Indeed, with this ham-fisted foreign policy quid pro quo phone call as recent impeachment precedent, Biden's recently unearthed July phone call with former Afghanistan President Ashraf Ghani is arguably alone sufficient to trigger impeachment proceedings. As Reuters reported earlier this week, Biden instructed Ghani to outright lie, if need be, about the failed U.S.-led effort to contain the Taliban. "I need not tell you the perception around the world and in parts of Afghanistan, I believe, is that things aren't going well in terms of the fight against the Taliban," Biden said. "And there's a need, whether it is true or not, there is a need to project a different picture."
In what sane world is Biden's outrageous phone call to Ghani less damning than Trump's Ukraine phone call to Zelensky, in which the former president temporarily delayed the release of eventually-disbursed foreign aid as part of a sloppily attempted quid pro quo?
But Biden has, of course, disgraced himself and sullied America's reputation in myriad ways beyond his ill-fated phone call to Ghani, which transpired mere weeks before Kabul's fall. He and his administration have spoken of the Taliban, an unreconstructed sharia supremacist jihadi outfit, as an ostensibly legitimate geopolitical actor worthy of sharing sensitive information. That would be the same Taliban that turned a blind eye to an ISIS-K suicide bomber who killed 13 U.S. servicemen and maimed dozens of others outside the Kabul airport, and which has of late been going door to door executing political opponents it previously vowed to spare. And that would be the same Taliban that has now freed thousands of highly dangerous jihadi prisoners from abandoned Bagram Air Base and acquired, among other treasures, 73 American military aircraft and nearly 100 American military vehicles. Biden's incompetence has directly freed terrorists and unequivocally bolstered the weaponry cache of the jihadi group that harbored al-Qaida in the run-up to 9/11.
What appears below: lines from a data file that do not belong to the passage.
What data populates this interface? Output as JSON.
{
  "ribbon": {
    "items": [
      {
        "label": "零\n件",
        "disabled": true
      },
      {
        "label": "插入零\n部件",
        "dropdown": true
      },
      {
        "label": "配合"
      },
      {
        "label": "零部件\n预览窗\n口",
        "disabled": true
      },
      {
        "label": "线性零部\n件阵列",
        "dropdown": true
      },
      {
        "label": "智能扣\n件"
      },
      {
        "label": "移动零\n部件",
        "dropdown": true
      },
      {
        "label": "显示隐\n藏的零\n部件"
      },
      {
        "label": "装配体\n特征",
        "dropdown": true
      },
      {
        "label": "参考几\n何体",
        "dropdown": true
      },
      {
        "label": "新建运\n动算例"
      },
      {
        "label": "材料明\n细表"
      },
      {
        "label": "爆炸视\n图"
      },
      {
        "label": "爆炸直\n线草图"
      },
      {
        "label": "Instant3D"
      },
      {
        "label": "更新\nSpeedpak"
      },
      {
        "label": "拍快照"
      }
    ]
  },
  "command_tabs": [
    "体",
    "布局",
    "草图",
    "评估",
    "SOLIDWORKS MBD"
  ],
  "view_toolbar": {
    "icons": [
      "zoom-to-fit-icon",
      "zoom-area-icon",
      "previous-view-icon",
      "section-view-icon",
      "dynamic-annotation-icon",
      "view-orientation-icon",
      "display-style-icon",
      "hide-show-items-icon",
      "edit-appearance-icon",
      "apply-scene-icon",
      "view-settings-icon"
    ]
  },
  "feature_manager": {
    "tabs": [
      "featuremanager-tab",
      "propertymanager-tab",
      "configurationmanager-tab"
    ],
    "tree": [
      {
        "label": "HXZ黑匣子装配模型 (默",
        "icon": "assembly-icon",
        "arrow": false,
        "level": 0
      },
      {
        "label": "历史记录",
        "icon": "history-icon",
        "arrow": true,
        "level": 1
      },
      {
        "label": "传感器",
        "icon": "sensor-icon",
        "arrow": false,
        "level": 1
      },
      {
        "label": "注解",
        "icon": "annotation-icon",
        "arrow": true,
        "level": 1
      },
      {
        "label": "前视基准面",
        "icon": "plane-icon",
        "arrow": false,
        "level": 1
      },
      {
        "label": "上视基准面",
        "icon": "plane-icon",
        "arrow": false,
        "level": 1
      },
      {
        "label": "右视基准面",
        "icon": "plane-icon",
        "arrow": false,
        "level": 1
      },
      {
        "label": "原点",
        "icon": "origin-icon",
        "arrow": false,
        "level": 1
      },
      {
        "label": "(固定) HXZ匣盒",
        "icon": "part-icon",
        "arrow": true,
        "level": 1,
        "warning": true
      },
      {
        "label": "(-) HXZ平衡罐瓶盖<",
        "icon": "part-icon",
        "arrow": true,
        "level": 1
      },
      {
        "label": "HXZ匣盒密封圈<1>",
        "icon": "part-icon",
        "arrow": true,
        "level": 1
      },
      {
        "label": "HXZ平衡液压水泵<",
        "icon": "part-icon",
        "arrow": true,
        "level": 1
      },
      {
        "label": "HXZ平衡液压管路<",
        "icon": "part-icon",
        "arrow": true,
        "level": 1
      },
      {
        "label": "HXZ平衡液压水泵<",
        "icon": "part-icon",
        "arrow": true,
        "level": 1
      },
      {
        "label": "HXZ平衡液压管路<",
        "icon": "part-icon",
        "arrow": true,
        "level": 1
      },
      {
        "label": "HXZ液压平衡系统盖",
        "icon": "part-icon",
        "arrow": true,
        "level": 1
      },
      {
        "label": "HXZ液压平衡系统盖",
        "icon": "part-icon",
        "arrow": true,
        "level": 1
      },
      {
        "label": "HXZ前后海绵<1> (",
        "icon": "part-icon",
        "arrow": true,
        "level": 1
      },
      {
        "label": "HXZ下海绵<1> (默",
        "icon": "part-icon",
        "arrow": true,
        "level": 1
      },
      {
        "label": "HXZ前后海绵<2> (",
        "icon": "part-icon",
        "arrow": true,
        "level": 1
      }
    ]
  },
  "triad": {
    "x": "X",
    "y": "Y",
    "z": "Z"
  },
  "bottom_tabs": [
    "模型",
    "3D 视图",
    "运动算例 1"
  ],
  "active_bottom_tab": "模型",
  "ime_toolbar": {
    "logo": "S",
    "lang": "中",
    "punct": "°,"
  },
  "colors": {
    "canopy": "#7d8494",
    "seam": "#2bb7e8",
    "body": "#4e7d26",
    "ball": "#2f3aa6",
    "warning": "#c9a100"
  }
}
Most important, Biden has now lied to the American public, tout court, with respect to getting all American civilians out of Afghanistan before the last military plane took off from Kabul. "We're gonna stay to get them all out," Biden told ABC News' George Stephanopoulos on Aug. 19 about Americans stranded in Kabul, as the U.S. withdrawal chugged along. That turned out to be untrue: At least 100 to 200 American civilians remain stranded. It is difficult to think of a more egregious violation of a U.S. president's commander-in-chief constitutional prerogative than to strand U.S. citizens in a hostile, jihadi-overrun foreign country while simultaneously pushing full-steam ahead with evacuating all military personnel from the area.
Such conduct amounts to a complete and utter dereliction of duty. The Constitution's prescribed remedy for that dereliction is impeachment.